Invited Speakers

Prof. Reinhard Klette, University of Auckland, New Zealand
Stereo and motion analysis of long stereo image sequences for vision-based driver assistance
Prof. Josef Kittler, University of Surrey, UK
Information fusion in content-based retrieval from multimedia databases
Prof. Kyros Kutulakos, University of Toronto, Canada
High-performance photography with a conventional camera

Prof. Reinhard Klette: Stereo and motion analysis of long stereo image sequences for vision-based driver assistance

The .enpeda.. (Environment perception and Driver Assistance) project at the University of Auckland provides test data and evaluation methodology for comparing the performance of low-level vision processes (stereo, image features, motion, etc.). The generation of ground truth is an interesting aspect of this evaluation, with, for example, possibilities in `accurate post-processing' of recorded stereo sequences, or of pre-modeling of larger areas to be used for recording sequences with a test vehicle. Current evaluations also address more advanced subjects such as scene flow, object tracking, or free-space calculation. The .enpeda.. project is in close collaboration with Daimler AG, Germany (group of Dr. Uwe Franke).

Prof. Josef Kittler: Information fusion in content-based retrieval from multimedia databases

The retrieval of information from multimedia databases is a challenging problem because of the number of different concepts that may be of interest to the user and the multifaceted characteristics of each concept. The concept properties may span different sensing modalities and within each modality call for the use of a diverse set of features. Commonly, the retrieval problem is formulated as a detection problem (a two class pattern recognition problem), whereby the content of interest is looked for in the multimedia material and discriminated from the anti-concept class. The detectors are designed to capture the different manifestations of each concept class (colour, texture, shape, sounds). The design process is often hampered by small sample set and class imbalance problems.

The nature of the retrieval problem raises issues in information fusion. Both, feature level and decision level fusion provide useful mechanisms for tackling different aspects of the concept detector design process. At the feature level, the fusion is often accomplished with multi-kernel machine learning methods. The key question in this approach is how to weigh the contributions of the respective kernels. The weight allocation is normally controlled by regularisation. We discuss the effect of different norms on weight assignment. The findings lead to a two-stage machine learning strategy where the first stage serves simply as a means to eliminate non informative kernels. In contrast, decision level fusion is adopted for dealing with the class population imbalance problem. We show that by extreme under sampling of the negative (anti concept) class we can create a large number of weak classifiers, the fusion of which has the capacity to improve retrieval performance.

The techniques discussed are evaluated on standard benchmark databases, including PASCAL VOC 08 image data set and Mediamill Challenge video database, based on the NIST TRECVID 2005 benchmark. The performance is measured using average precision that combines precision and recall into one performance figure. The benefits of various fusion mechanisms are demonstrated.

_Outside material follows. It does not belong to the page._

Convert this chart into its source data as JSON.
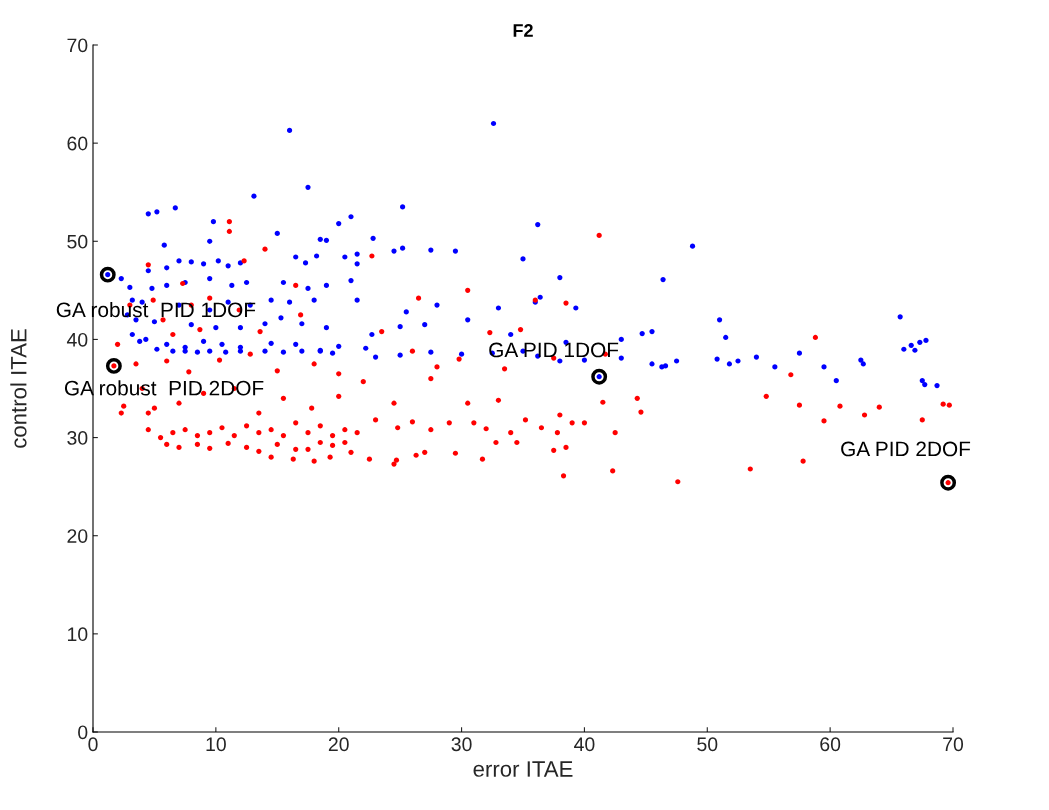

Prof. Kyros Kutulakos: High-performance photography with a conventional camera

In this talk I will give the traditional camera a fresh, "computational" look: I will show that we can significantly boost the optical performance of a camera by slightly changing the way it captures photos: instead of taking a single snapshot at the press of a button, the camera should record a whole sequence of wide-aperture photos, corresponding to a special type of "focal stack". This sequence is then merged algorithmically into a final photo that the photographer sees.

By generalizing the traditional photographic concepts of "depth of field" and "exposure time" to the case of focal stacks, I will show that this type of photography has two performance advantages: (1) we can capture a given depth of field much faster than one-shot photography allows, and (2) we can significantly increase the quality (i.e., signal-to-noise ratio) of photos captured within a restricted exposure time. I will consider these advantages in detail and discuss their implications for photography.